Commuters wear face masks against the coronavirus while waiting for transport in Mandaluyong, the Philippines, July 15, 2022. REUTERS/Lisa Marie David

Long queues during rush hours, insufficient number of public utility vehicles (PUVs), heavy rains and flooding are just some of the many transportation problems faced by commuters in Metro Manila.

In a survey by transport advocacy network The Passenger Forum (TPF), 79% of respondents said their wait times for a ride are generally too long, while 96% said the number of LCVs on the road, including jeepneys and buses, are not enough to serve commuters.

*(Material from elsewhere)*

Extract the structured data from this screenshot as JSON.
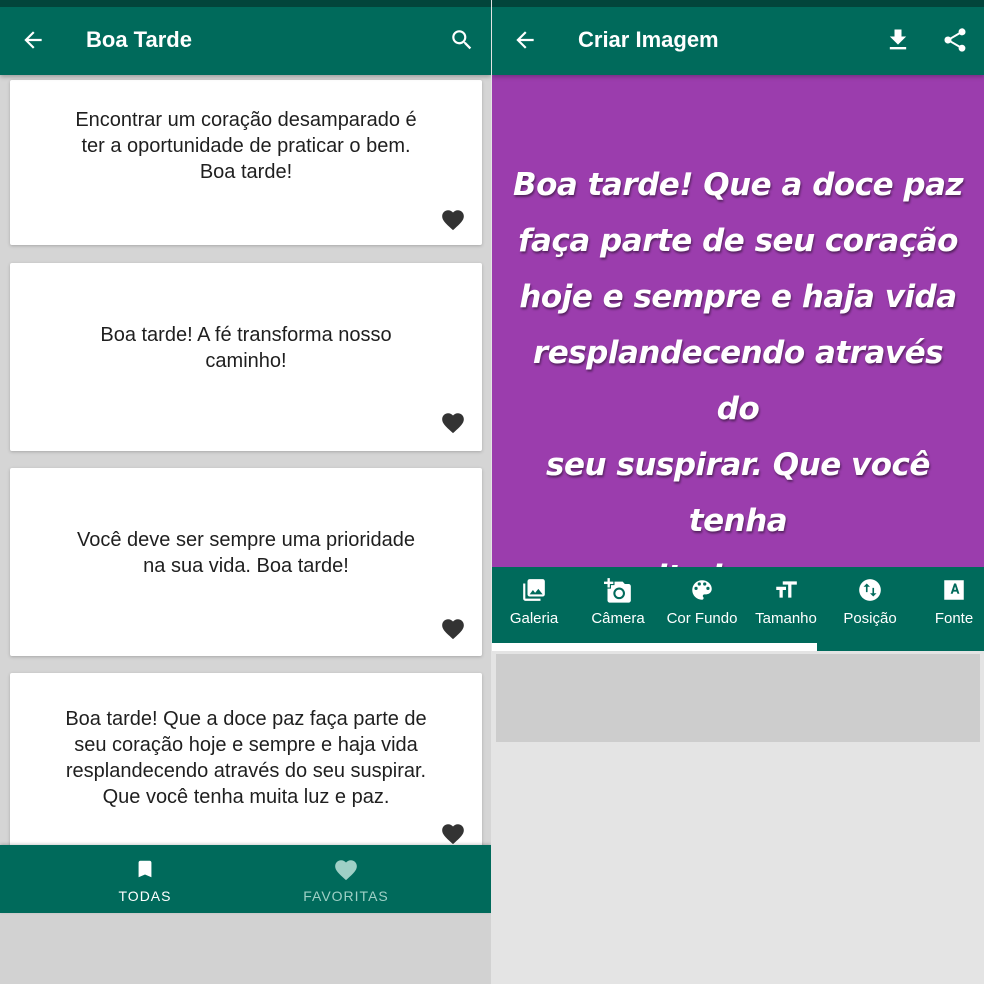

“This number confirms what we regularly see on roads and sidewalks, especially during rush hour,” TPF official Primo Morillo said of the survey, which involved 100 respondents and was conducted July 16-17.

“Of the remaining 21%, five own an electric bicycle or scooter and another four are neutral or cannot decide whether their wait is too long or not. With this, we can deduce that there is only approximately 12% of commuters who are satisfied with their current wait time,” Morillo added.

Department of Transportation (DOTr) Under Secretary Mark Steven Pastor earlier asserted that available transportation should be “sufficient provided operators deploy 90% of their PUV units.”

However, the deployment of VUPs has been affected by continuous cycles of fuel price hikes and the slow or non-existent deployment of payments for Libreng Sakay drivers and workers.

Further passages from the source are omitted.